When computing the particles during each frame, the table was used in this way:

    int randomization_cursor = (first_particle_index + num_particles - 1) % globals.particle_randomization_table_size;
    if (randomization_cursor < 0) randomization_cursor += globals.particle_randomization_table_size;

    for (int i = num_particles-1; i >= 0; --i) {  // We iterate backwards because we draw new particles beneath older particles, as this just looks better; and most-obscured particles draw first, for Painter's Algorithm reasons.
        int particle_index = first_particle_index + i;

        // The next two lines are an optimization to avoid using a modulus operator per particle.
        // We really want to do: particle_index % globals.particle_randomization_table_size;
        // Note that particle_randomization_table_size is not a power of two, intentionally. (It's close though!)
        // I am presuming the 'if' gets compiled into a CMOV.
        
        int randomization_index = randomization_cursor;
        if (--randomization_cursor < 0) randomization_cursor = globals.particle_randomization_table_size-1;

        unsigned int number_a = globals.particle_randomization_table[randomization_index];

        // 'gen' is the random number generator.
        gen.seed(number_a * particle_index * big_number);

        // The rest of the particle generation logic goes here, for example:
        p.lifetime  = lerp(lifetime0, lifetime, gen.get_zero_to_one());
        p.size      = gen.get_within_range(size_scale_0, size_scale_1);
        p.dtheta_dt = gen.get_within_range(scaled_dtheta_dt_0, scaled_dtheta_dt_1);
        p.theta0    = lerp(theta0, theta1, gen.get_zero_to_one());
        ...
        // Including a lot more code that does the simulation part.
    }

You’ll note here the presence of a variable ‘big_number’ inside the seed argument. big_number is computed in the following way, once per particle system (not once per particle):

    gen.seed(source->portable_id * 13482034981);  // @Hack: This number is meaningless, I just banged on the keyboard.  It could be a really bad number.
    gen.get();
    gen.get();
    gen.get();
    gen.get();
    gen.get();
    gen.get();
    unsigned int big_number = gen.get();

For context, gen.get() looks like this:

inline u32 Random_Generator::get() {
    state = state * 2147001325 + 715136305; // BCPL generator
    // Shuffle non-random bits to the middle, and xor to decorrelate with seed.
    return 0x31415926 ^ ((state >> 16) + (state << 16));
}

Note my continuing commitment to quality there where I call gen.seed for the particle source (yes, that comment is from the original source code). I suppose I should have investigated whether that number is pathologically bad for BCPL.

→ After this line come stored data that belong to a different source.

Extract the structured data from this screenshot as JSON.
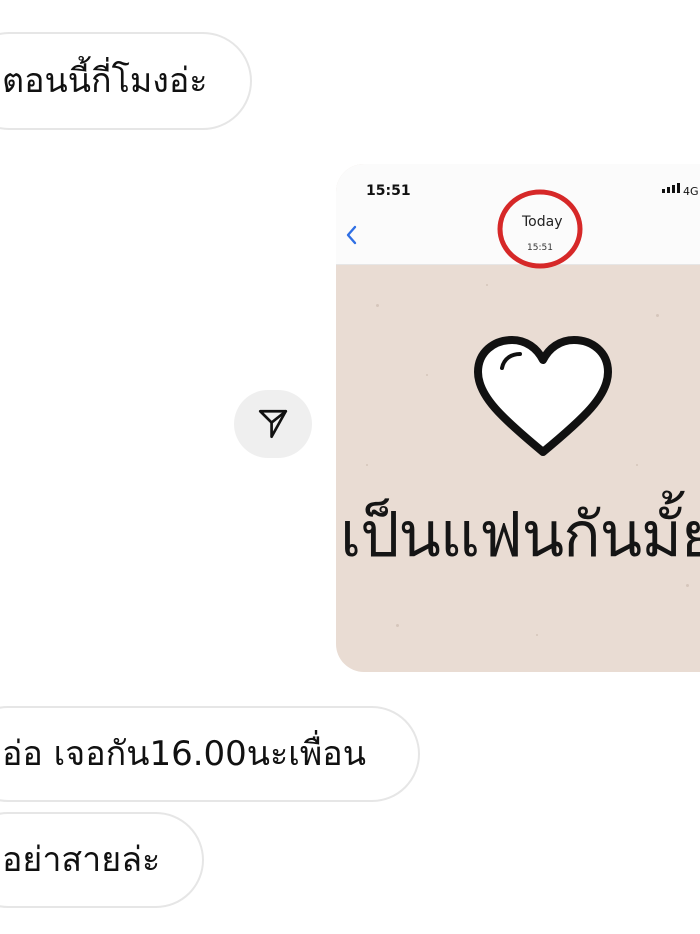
{
  "messages": [
    {
      "text": "ตอนนี้กี่โมงอ่ะ"
    },
    {
      "text": "อ่อ เจอกัน16.00นะเพื่อน"
    },
    {
      "text": "อย่าสายล่ะ"
    }
  ],
  "shared_image": {
    "status_time": "15:51",
    "network": "4G",
    "header_title": "Today",
    "header_time": "15:51",
    "big_text": "เป็นแฟนกันมั้ย",
    "background_color": "#e9dcd3",
    "highlight_color": "#d62828"
  },
  "icons": {
    "share": "paper-plane-icon",
    "back": "chevron-left-icon",
    "heart": "heart-icon"
  }
}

So, per particle system, I am seeding once by the ID of the particle system (so this is constant per-particle system), then generating 6 ‘random’ numbers and throwing them away, then using the seventh. I throw 6 away because I was finding this necessary to keep the visual appearance of randomness, even using the Mersenne Twister starting table. After 6 numbers, things looked random enough.

I did not feel great about this. Sure, these extra generations were happening only once per particle system, rather than per particle, but in Braid a lot of particle systems contain relatively few particles, and speed was at a premium. (On the Xbox 360 I’d had to write a SIMD version of the particle generation code in order for the game to hit 60fps everywhere).

But when you’re shipping a game, you have so much to worry about that some things just fall off the table. The disciplined approach would have been to stop trying to mix a bunch of numbers together in a bowl and hope it magically works, and instead learn more about random number generators, and find a simpler and cleaner solution. But if I had done that, the game would have come out later (or not at all; I was having a hard time psychologically by the time the game was finally done, 3.5 years into the project, and many independent game development efforts collapse long before the game is done).

So instead, I mixed a bunch of numbers together in a bowl, and after trying a few things it worked well enough.

Of course, it wasn’t quite that simple, because there were 4 variants of the particle-generation code that were mostly copies of each other: (1) the slow path to fill out to seed the initial state of a particle system, (2) to iterate the state of those particles forward quickly every frame, (3) to implement the special case of particles along a line (for the sun only), and (4) to implement the particles for the Ring in world 6 (the calling site is actually ifdeffed out, but this code is still hanging around for some reason, presumably because I thought it might come back at some point). (3) and (4) were factored into their own implementations so that they would not slow down the particle evaluation in (2) with extra conditionals.

What is extra fun is that (1) and (2) need to compute exactly the same result, otherwise you’ll get discontinuities when particle systems wrap or when rewind is engaged. I had forgotten this when I started doing this particle system revision, and I spent about 20 minutes trying to figure out what was going on before I saw how things are structured.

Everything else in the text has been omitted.